Unnamed: 0,index,Symbol,Correlation
0,16,HDFCBANK,0.928954
1,20,HDFC,0.912508
2,5,BAJAJFINSV,0.898158
3,27,KOTAKBANK,0.826842
4,41,TITAN,0.824263
5,4,BAJFINANCE,0.8207
6,2,AXISBANK,0.811586
7,40,TECHM,0.805699
8,45,WIPRO,0.779111
9,21,ICICIBANK,0.777001


We can see that banking companies and some others are moving with market. So, we can consider market movement for these stocks.

# Correlation Between Volume and Price

In [66]:
volume_correlations = {}

for file_path in nifty50_df_2['key']:
    symbol = file_path[:file_path.index("_")]

    # We will ignore grasim for simplicity.
    if symbol == 'GRASIM':
        continue
    
    file_path = data_dir+'FullDataCsv\\'+file_path+'.csv'
    
    stock_df = pd.read_csv(file_path)
    stock_df = stock_df[~stock_df['timestamp'].str.contains('2017-07-10')]
    
    corr = stock_df['close'].corr(stock_df['volume'])
    volume_correlations[symbol] = corr

In [67]:
volume_corr_df = pd.DataFrame(volume_correlations.items(), columns=['Symbol', 'Correlation'])
volume_corr_df.sort_values(by='Correlation', ascending=False).reset_index().head(50)
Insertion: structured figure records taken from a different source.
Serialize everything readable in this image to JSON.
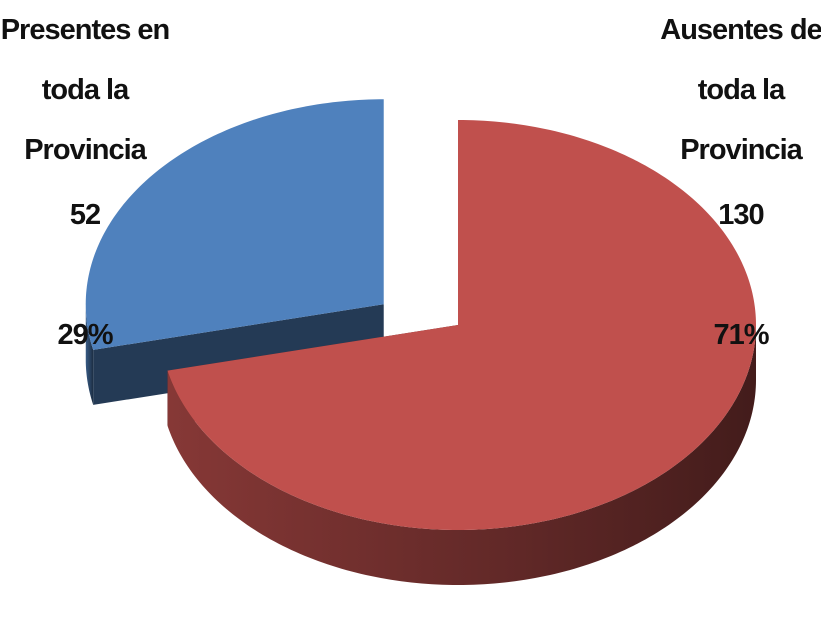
{
  "chart_data": {
    "type": "pie",
    "categories": [
      "Presentes en toda la Provincia",
      "Ausentes de toda la Provincia"
    ],
    "values": [
      52,
      130
    ],
    "percent_labels": [
      "29%",
      "71%"
    ],
    "colors": [
      "#4f81bd",
      "#c0504d"
    ]
  }
}
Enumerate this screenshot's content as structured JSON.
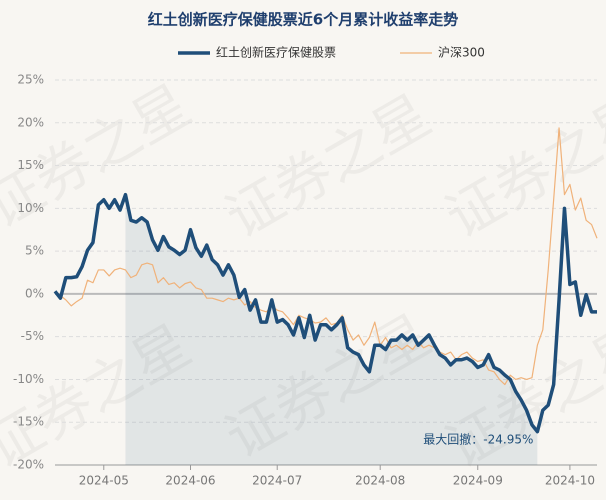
{
  "chart_data": {
    "type": "line",
    "title": "红土创新医疗保健股票近6个月累计收益率走势",
    "watermark": "证券之星",
    "annotation": "最大回撤：-24.95%",
    "categories": [
      null,
      null,
      null,
      null,
      null,
      null,
      null,
      null,
      null,
      "2024-05",
      null,
      null,
      null,
      null,
      null,
      null,
      null,
      null,
      null,
      null,
      null,
      null,
      null,
      null,
      null,
      "2024-06",
      null,
      null,
      null,
      null,
      null,
      null,
      null,
      null,
      null,
      null,
      null,
      null,
      null,
      null,
      null,
      "2024-07",
      null,
      null,
      null,
      null,
      null,
      null,
      null,
      null,
      null,
      null,
      null,
      null,
      null,
      null,
      null,
      null,
      null,
      null,
      "2024-08",
      null,
      null,
      null,
      null,
      null,
      null,
      null,
      null,
      null,
      null,
      null,
      null,
      null,
      null,
      null,
      null,
      null,
      "2024-09",
      null,
      null,
      null,
      null,
      null,
      null,
      null,
      null,
      null,
      null,
      null,
      null,
      null,
      null,
      null,
      null,
      "2024-10",
      null,
      null,
      null,
      null,
      null
    ],
    "series": [
      {
        "name": "红土创新医疗保健股票",
        "color": "#1f4e79",
        "width": 3.5,
        "values": [
          0.3,
          -0.5,
          1.9,
          1.9,
          2,
          3.2,
          5.1,
          6,
          10.4,
          11,
          10,
          11,
          9.8,
          11.6,
          8.6,
          8.4,
          8.9,
          8.4,
          6.3,
          5.1,
          6.7,
          5.5,
          5.1,
          4.6,
          5.1,
          7.5,
          5.4,
          4.4,
          5.7,
          4,
          3.4,
          2.2,
          3.4,
          2.2,
          -0.4,
          0.5,
          -1.9,
          -0.7,
          -3.3,
          -3.3,
          -0.7,
          -3.3,
          -3,
          -3.6,
          -4.8,
          -2.8,
          -5.1,
          -2.5,
          -5.4,
          -3.6,
          -3.6,
          -4.2,
          -3.6,
          -2.8,
          -6.3,
          -6.8,
          -7.1,
          -8.3,
          -9.1,
          -6,
          -6,
          -6.5,
          -5.4,
          -5.4,
          -4.8,
          -5.4,
          -4.8,
          -6,
          -5.4,
          -4.8,
          -6,
          -7.1,
          -7.5,
          -8.3,
          -7.7,
          -7.7,
          -7.5,
          -7.9,
          -8.6,
          -8.3,
          -7.1,
          -8.6,
          -8.9,
          -9.5,
          -10,
          -11.4,
          -12.4,
          -13.6,
          -15.3,
          -16.1,
          -13.6,
          -13,
          -10.6,
          -0.7,
          10,
          1.1,
          1.4,
          -2.5,
          -0.1,
          -2.1,
          -2.1
        ]
      },
      {
        "name": "沪深300",
        "color": "#f0b27a",
        "width": 1.2,
        "values": [
          0.2,
          -0.2,
          -0.7,
          -1.4,
          -0.9,
          -0.5,
          1.6,
          1.3,
          2.8,
          2.8,
          2.1,
          2.8,
          3,
          2.8,
          1.9,
          2.2,
          3.4,
          3.6,
          3.4,
          1.3,
          1.9,
          1.1,
          1.3,
          0.7,
          1.2,
          1.4,
          0.7,
          0.5,
          -0.5,
          -0.5,
          -0.7,
          -0.9,
          -0.5,
          -0.7,
          -0.5,
          -1.3,
          -0.9,
          -1.6,
          -1.9,
          -2.1,
          -1.4,
          -1.9,
          -2.1,
          -2.8,
          -3.6,
          -2.5,
          -2.8,
          -3,
          -3.4,
          -3.3,
          -2.8,
          -3.6,
          -3.4,
          -2.5,
          -4.2,
          -5.4,
          -4.8,
          -6,
          -5.1,
          -3.3,
          -6,
          -5.1,
          -6.3,
          -6,
          -6.5,
          -6,
          -6.5,
          -5.6,
          -6.3,
          -6,
          -6.3,
          -6.8,
          -7.1,
          -6.8,
          -7.7,
          -7.1,
          -6.8,
          -7.5,
          -7.9,
          -7.7,
          -8.9,
          -9.1,
          -10,
          -10.6,
          -9.5,
          -10,
          -9.8,
          -10,
          -9.8,
          -6,
          -4.2,
          2.8,
          11,
          19.4,
          11.6,
          12.8,
          9.8,
          11.2,
          8.6,
          8.1,
          6.5
        ]
      }
    ],
    "ylim": [
      -20,
      25
    ],
    "yticks": [
      {
        "value": -20,
        "label": "-20%"
      },
      {
        "value": -15,
        "label": "-15%"
      },
      {
        "value": -10,
        "label": "-10%"
      },
      {
        "value": -5,
        "label": "-5%"
      },
      {
        "value": 0,
        "label": "0%"
      },
      {
        "value": 5,
        "label": "5%"
      },
      {
        "value": 10,
        "label": "10%"
      },
      {
        "value": 15,
        "label": "15%"
      },
      {
        "value": 20,
        "label": "20%"
      },
      {
        "value": 25,
        "label": "25%"
      }
    ],
    "grid": true
  }
}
Unnamed: 0,index,Symbol,Correlation
0,7,BHARTIARTL,0.158777
1,34,RELIANCE,0.145984
2,1,ASIANPAINT,0.143932
3,9,BRITANNIA,0.142836
4,15,HCLTECH,0.133156
5,45,WIPRO,0.085482
6,12,DRREDDY,0.077105
7,10,CIPLA,0.064027
8,4,BAJFINANCE,0.058875
9,41,TITAN,0.054004


We can see that volume is not correlated with price much.

# Data Manipulations

- We will consider data of one day as one sample. For example, data from 09:15:00 to 11:00:00 will be considered as features. After 11:00, high and low values will be our output.
- We will rescale data between 0 to 1 for each day for each stock, so for every day, we will apply min max scalar rather than on all values for particular stock. For example, ASIANPAINTS -> 2017-01-01,  2017-01-02,  2017-01-03,... and so on.
- Above example says that we will rescale for each day for each stock, because we are working for intraday trading.


# Feature Engineering

We can calculate simple moving averages to improve accuracy of our models.

# Modeling Techniques
- We will make models for each stock. There will be two models, one for predicting low and another for predicting high.
- Will try to use RNN and LSTM.
- Will also try to convert it to classification problem.